Rural and Environment
Challenging advice for fishermen expected
Fisheries Secretary Fergus Ewing comments on the joint recommendations for landing obligations which will come into effect in 2020.
Mr Ewing said:
Fishermen across the country will be aware of the imminent publication of advice which could have a major bearing on what species they can catch, and in what quantities in the coming year.
The joint recommendations from European member states – including the UK – have now been submitted to the European Commission and, if passed, will mean additional exemptions and technical measures to support the discard ban, which would come into effect in January 2020.
These could prove to be particularly restrictive for those fishing some of Scotland’s most vulnerable stocks, such as West Coast Cod, as part of a ‘bycatch reduction plan’.
Given the complexity of the process, I wanted to explain how these recommendations are agreed upon, what the potential risks are for the industry, and why we must adhere to them for the sake of ensuring the long term viability of the industry.
I’d also like to outline what the Scottish Government is doing to tackle these issues, as I recognise the potential damage that such constraints can have on some of our vulnerable coastal communities.
But it is also important that our fishermen acknowledge and act on their responsibility to fish responsibly and sustainably.
As ever, the Scottish Government’s focus has been to find a balance between protecting industry from the introduction of restrictive measures by taking preventative action, whilst taking a responsible and scientific approach to securing the future of our precious marine life.
The process by which these recommendations are agreed is an arduous one, underpinned by top level scientific research, with the details being ironed out in lengthy discussions between European member states, before a joint recommendation is eventually agreed upon.
Scottish Government scientists and policy officials have been involved in that process for many months now. Through discussion and collaboration with the fishing industry and environmental groups, we have agreed a set of measures which will help the industry comply with the landing obligation and also to offer additional protections to our most vulnerable stocks.

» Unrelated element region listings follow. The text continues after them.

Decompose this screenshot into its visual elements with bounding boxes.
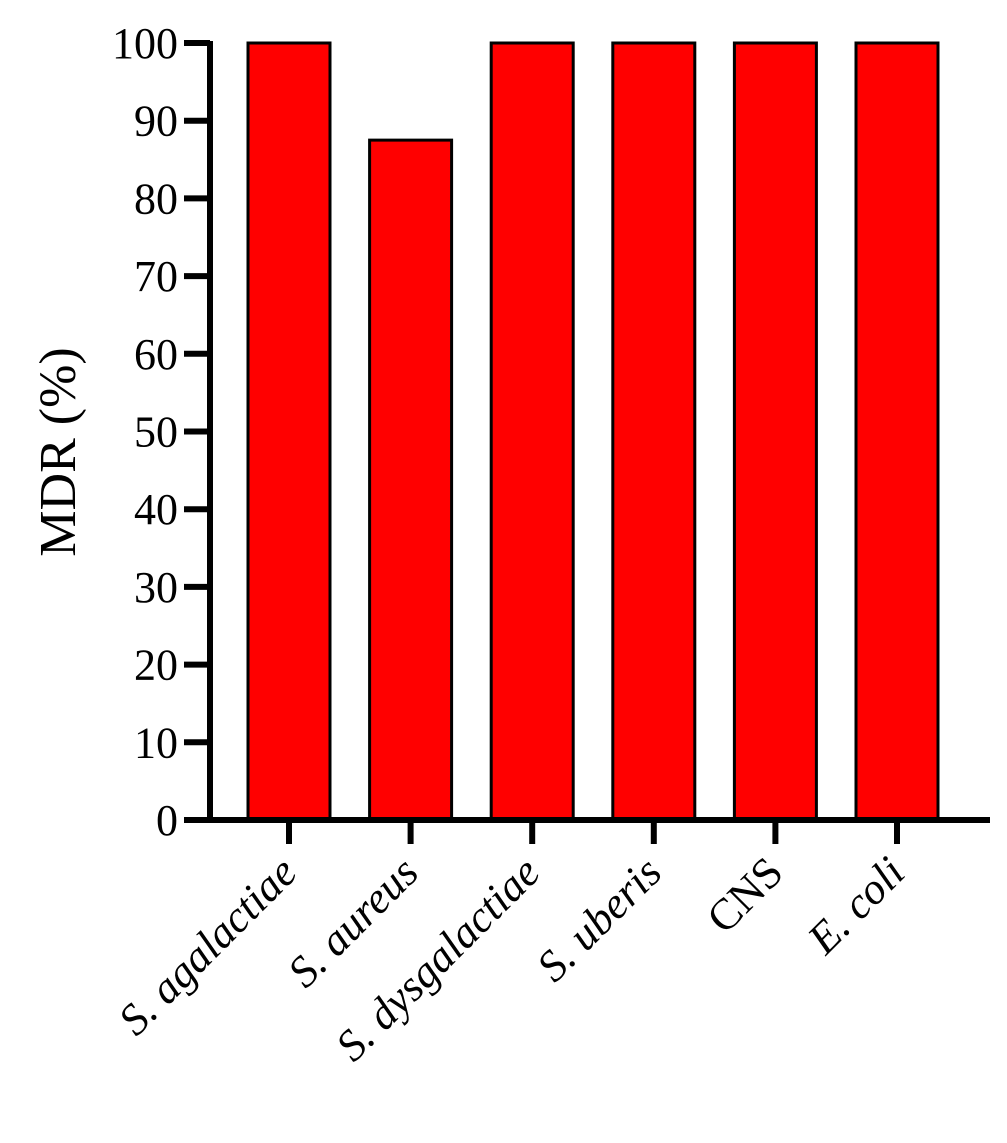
bar-e-coli [854, 41, 940, 822]
y-axis-label: MDR (%) [30, 347, 87, 556]
bar-s-dysgalactiae [489, 41, 575, 822]
y-tick-label: 60 [134, 330, 178, 379]
x-tick-label-cns: CNS [697, 847, 792, 942]
y-axis: 0 10 20 30 40 50 60 70 80 90 100 [112, 19, 213, 845]
y-tick-label: 40 [134, 485, 178, 534]
y-tick-label: 90 [134, 97, 178, 146]
bar-s-agalactiae [246, 41, 332, 822]
y-tick-label: 100 [112, 19, 178, 68]
y-tick-label: 10 [134, 718, 178, 767]
bar-cns [732, 41, 818, 822]
x-tick-label-e-coli: E. coli [797, 847, 914, 964]
y-tick-label: 30 [134, 563, 178, 612]
y-tick-label: 80 [134, 174, 178, 223]
y-tick-label: 20 [134, 641, 178, 690]
x-tick-label-s-agalactiae: S. agalactiae [109, 847, 306, 1044]
x-tick-label-s-uberis: S. uberis [527, 847, 671, 991]
y-tick-label: 70 [134, 252, 178, 301]
y-tick-label: 0 [156, 796, 178, 845]
y-tick-label: 50 [134, 408, 178, 457]
bar-s-uberis [611, 41, 697, 822]
bar-s-aureus [368, 138, 454, 822]
bars-group [246, 41, 940, 822]
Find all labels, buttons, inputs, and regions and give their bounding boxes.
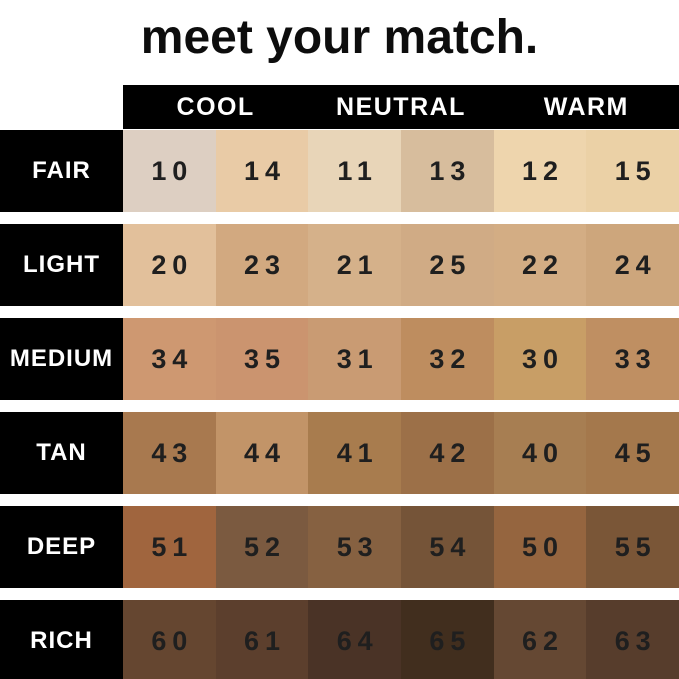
shade-number: 62 bbox=[522, 625, 564, 656]
shade-number: 52 bbox=[244, 531, 286, 562]
row-label: LIGHT bbox=[0, 224, 123, 306]
shade-swatch: 25 bbox=[401, 224, 494, 306]
shade-number: 32 bbox=[429, 343, 472, 374]
shade-number: 41 bbox=[336, 437, 379, 468]
undertone-header-bar: COOL NEUTRAL WARM bbox=[123, 85, 679, 129]
shade-number: 42 bbox=[429, 437, 472, 468]
shade-swatch: 40 bbox=[493, 412, 587, 494]
shade-swatch: 32 bbox=[401, 318, 494, 400]
shade-number: 43 bbox=[151, 437, 194, 468]
shade-number: 44 bbox=[244, 437, 286, 468]
shade-number: 30 bbox=[522, 343, 564, 374]
row-label: FAIR bbox=[0, 130, 123, 212]
shade-swatch: 11 bbox=[308, 130, 402, 212]
shade-swatch: 60 bbox=[123, 600, 216, 679]
shade-number: 35 bbox=[244, 343, 286, 374]
shade-swatch: 65 bbox=[401, 600, 494, 679]
shade-number: 14 bbox=[244, 155, 286, 186]
swatch-strip: 20 23 21 25 22 24 bbox=[123, 224, 679, 306]
shade-number: 23 bbox=[244, 249, 286, 280]
shade-swatch: 55 bbox=[586, 506, 679, 588]
shade-number: 31 bbox=[336, 343, 379, 374]
shade-number: 55 bbox=[614, 531, 657, 562]
shade-swatch: 12 bbox=[493, 130, 587, 212]
undertone-header-cool: COOL bbox=[176, 92, 255, 121]
shade-grid: FAIR 10 14 11 13 12 15 LIGHT 20 23 21 25 22 24 MEDIUM 3… bbox=[0, 130, 679, 679]
shade-swatch: 52 bbox=[215, 506, 309, 588]
shade-swatch: 42 bbox=[401, 412, 494, 494]
row-label: MEDIUM bbox=[0, 318, 123, 400]
shade-swatch: 34 bbox=[123, 318, 216, 400]
shade-number: 63 bbox=[614, 625, 657, 656]
shade-swatch: 15 bbox=[586, 130, 679, 212]
shade-number: 65 bbox=[429, 625, 472, 656]
shade-row-light: LIGHT 20 23 21 25 22 24 bbox=[0, 224, 679, 306]
shade-number: 10 bbox=[151, 155, 194, 186]
shade-number: 25 bbox=[429, 249, 472, 280]
shade-swatch: 10 bbox=[123, 130, 216, 212]
shade-swatch: 45 bbox=[586, 412, 679, 494]
shade-swatch: 64 bbox=[308, 600, 402, 679]
shade-swatch: 30 bbox=[493, 318, 587, 400]
shade-number: 45 bbox=[614, 437, 657, 468]
undertone-header-warm: WARM bbox=[543, 92, 629, 121]
shade-row-fair: FAIR 10 14 11 13 12 15 bbox=[0, 130, 679, 212]
shade-number: 50 bbox=[522, 531, 564, 562]
shade-row-medium: MEDIUM 34 35 31 32 30 33 bbox=[0, 318, 679, 400]
shade-swatch: 21 bbox=[308, 224, 402, 306]
shade-number: 24 bbox=[614, 249, 657, 280]
shade-number: 22 bbox=[522, 249, 564, 280]
swatch-strip: 51 52 53 54 50 55 bbox=[123, 506, 679, 588]
shade-number: 13 bbox=[429, 155, 472, 186]
shade-number: 64 bbox=[336, 625, 379, 656]
shade-number: 61 bbox=[244, 625, 286, 656]
shade-swatch: 62 bbox=[493, 600, 587, 679]
shade-swatch: 54 bbox=[401, 506, 494, 588]
shade-number: 40 bbox=[522, 437, 564, 468]
shade-swatch: 41 bbox=[308, 412, 402, 494]
shade-swatch: 50 bbox=[493, 506, 587, 588]
shade-number: 11 bbox=[337, 155, 378, 186]
shade-swatch: 44 bbox=[215, 412, 309, 494]
shade-swatch: 61 bbox=[215, 600, 309, 679]
shade-swatch: 63 bbox=[586, 600, 679, 679]
row-label: TAN bbox=[0, 412, 123, 494]
shade-number: 15 bbox=[614, 155, 657, 186]
shade-swatch: 23 bbox=[215, 224, 309, 306]
shade-number: 33 bbox=[614, 343, 657, 374]
shade-swatch: 24 bbox=[586, 224, 679, 306]
shade-row-deep: DEEP 51 52 53 54 50 55 bbox=[0, 506, 679, 588]
shade-number: 21 bbox=[336, 249, 379, 280]
row-label: DEEP bbox=[0, 506, 123, 588]
swatch-strip: 34 35 31 32 30 33 bbox=[123, 318, 679, 400]
shade-swatch: 51 bbox=[123, 506, 216, 588]
undertone-header-neutral: NEUTRAL bbox=[336, 92, 466, 121]
shade-swatch: 13 bbox=[401, 130, 494, 212]
shade-number: 51 bbox=[151, 531, 194, 562]
shade-swatch: 43 bbox=[123, 412, 216, 494]
shade-swatch: 20 bbox=[123, 224, 216, 306]
shade-number: 12 bbox=[522, 155, 564, 186]
shade-number: 34 bbox=[151, 343, 194, 374]
shade-row-rich: RICH 60 61 64 65 62 63 bbox=[0, 600, 679, 679]
shade-number: 60 bbox=[151, 625, 194, 656]
shade-swatch: 31 bbox=[308, 318, 402, 400]
row-label: RICH bbox=[0, 600, 123, 679]
shade-row-tan: TAN 43 44 41 42 40 45 bbox=[0, 412, 679, 494]
shade-swatch: 14 bbox=[215, 130, 309, 212]
swatch-strip: 43 44 41 42 40 45 bbox=[123, 412, 679, 494]
shade-swatch: 53 bbox=[308, 506, 402, 588]
swatch-strip: 10 14 11 13 12 15 bbox=[123, 130, 679, 212]
shade-swatch: 22 bbox=[493, 224, 587, 306]
shade-number: 20 bbox=[151, 249, 194, 280]
shade-number: 54 bbox=[429, 531, 472, 562]
shade-number: 53 bbox=[336, 531, 379, 562]
page-title: meet your match. bbox=[140, 11, 539, 64]
swatch-strip: 60 61 64 65 62 63 bbox=[123, 600, 679, 679]
shade-swatch: 35 bbox=[215, 318, 309, 400]
shade-swatch: 33 bbox=[586, 318, 679, 400]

Many people will know the challenges we face with implementing the landing obligation, particularly the risks of ‘choke species’ which can occur when there isn’t enough quota available for a fleet to continue fishing, causing an early ‘tie-up’. These are not issues that we face alone and are replicated across the whole EU. We therefore need an EU-wide response to make sure that we put in place the right measures and that these are delivered on an equivalent basis.

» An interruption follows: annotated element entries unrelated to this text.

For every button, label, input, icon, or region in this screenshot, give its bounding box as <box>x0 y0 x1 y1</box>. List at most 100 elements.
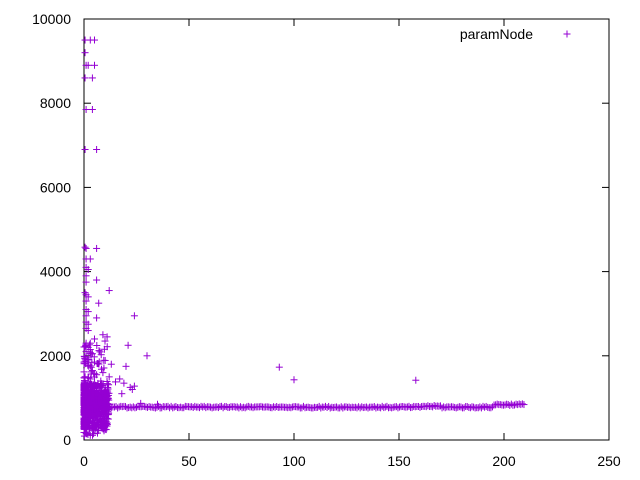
data-point <box>482 402 490 410</box>
data-point <box>87 370 95 378</box>
data-point <box>91 36 98 44</box>
data-point <box>128 385 136 393</box>
data-point <box>107 360 115 368</box>
data-point <box>84 265 92 273</box>
data-point <box>84 320 92 328</box>
data-point <box>91 358 98 366</box>
data-point <box>416 403 424 411</box>
data-point <box>429 403 437 411</box>
data-point <box>86 339 94 347</box>
data-point <box>96 348 104 356</box>
x-tick-label: 50 <box>181 453 197 469</box>
data-point <box>87 383 95 391</box>
data-point <box>196 404 203 412</box>
data-point <box>85 417 93 425</box>
data-point <box>102 422 110 430</box>
x-axis: 0 50 100 150 200 250 <box>80 19 621 469</box>
data-point <box>86 255 94 263</box>
data-point <box>121 403 129 411</box>
data-point <box>82 312 90 320</box>
data-point <box>290 376 298 384</box>
data-point <box>81 49 89 57</box>
data-point <box>388 404 396 412</box>
data-point <box>93 429 101 437</box>
data-point <box>89 425 97 433</box>
data-point <box>249 404 257 412</box>
data-point <box>82 381 90 389</box>
data-point <box>95 299 103 307</box>
data-point <box>477 404 485 412</box>
data-point <box>103 391 111 399</box>
data-point <box>89 405 97 413</box>
y-tick-label: 6000 <box>40 179 71 195</box>
data-point <box>93 314 101 322</box>
data-point <box>82 278 90 286</box>
legend: paramNode <box>460 26 571 42</box>
data-point <box>91 61 98 69</box>
data-point <box>101 357 109 365</box>
data-point <box>100 345 108 353</box>
data-point <box>103 333 111 341</box>
data-point <box>84 327 92 335</box>
data-point <box>88 106 96 114</box>
data-point <box>153 403 161 411</box>
data-point <box>177 403 185 411</box>
y-axis: 0 2000 4000 6000 8000 10000 <box>32 11 609 448</box>
data-point <box>441 404 449 412</box>
data-point <box>86 375 94 383</box>
data-point <box>457 403 465 411</box>
data-point <box>114 404 122 412</box>
data-point <box>88 350 96 358</box>
data-point <box>85 410 93 418</box>
data-point <box>86 431 94 439</box>
data-point <box>81 74 89 82</box>
data-point <box>364 404 372 412</box>
data-point <box>383 402 391 410</box>
data-point <box>84 293 92 301</box>
data-point <box>122 362 130 370</box>
data-point <box>424 402 432 410</box>
data-point <box>95 390 103 398</box>
data-point <box>81 146 89 154</box>
data-point <box>82 272 90 280</box>
data-point <box>80 397 88 405</box>
data-point <box>317 404 325 412</box>
data-point <box>236 403 244 411</box>
data-point <box>82 106 90 114</box>
x-tick-label: 100 <box>282 453 306 469</box>
plot-border <box>83 18 610 441</box>
data-point <box>412 376 420 384</box>
data-point <box>103 415 111 423</box>
data-point <box>145 403 153 411</box>
data-point <box>287 404 295 412</box>
x-tick-label: 200 <box>492 453 516 469</box>
data-point <box>81 243 89 251</box>
data-point <box>92 382 100 390</box>
data-point <box>180 404 188 412</box>
data-point <box>191 402 199 410</box>
data-point <box>105 373 113 381</box>
data-point <box>93 371 101 379</box>
data-point <box>98 399 106 407</box>
data-point <box>408 403 416 411</box>
data-point <box>93 146 101 154</box>
data-point <box>299 402 307 410</box>
data-point <box>275 363 283 371</box>
data-point <box>82 297 90 305</box>
data-point <box>470 403 478 411</box>
data-point <box>97 351 105 359</box>
y-tick-label: 2000 <box>40 348 71 364</box>
data-point <box>208 404 216 412</box>
x-tick-label: 0 <box>80 453 88 469</box>
data-point <box>97 377 105 385</box>
data-point <box>124 341 132 349</box>
data-point <box>158 404 166 412</box>
legend-marker-glyph <box>563 30 571 38</box>
data-point <box>154 400 161 408</box>
data-point <box>93 244 101 252</box>
data-point <box>133 403 140 411</box>
data-point <box>452 404 460 412</box>
data-point <box>99 369 107 377</box>
data-point <box>394 404 402 412</box>
data-point <box>98 365 106 373</box>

The challenges of implementing the landing obligation are likely to be exacerbated next year with upcoming challenging scientific advice on a number of North Sea stocks, including cod. It’s vital that we put in place an appropriate response to this in order to protect the stock and to secure the long term sustainability of our fleet. We want to work with industry, environmental groups, scientists and fishery managers from across Europe to put the right measures in place.
Whilst the Scottish Government will do what it can to support the industry and put in place sensible management measures, the onus is also on individual vessels and producer organisations to manage choke risks at a local level – either through swaps or by changing fishing practices. That’s a message that isn’t always popular with industry, but we must all recognise we have a role to play in ensuring the sustainability of our fish stocks in the future.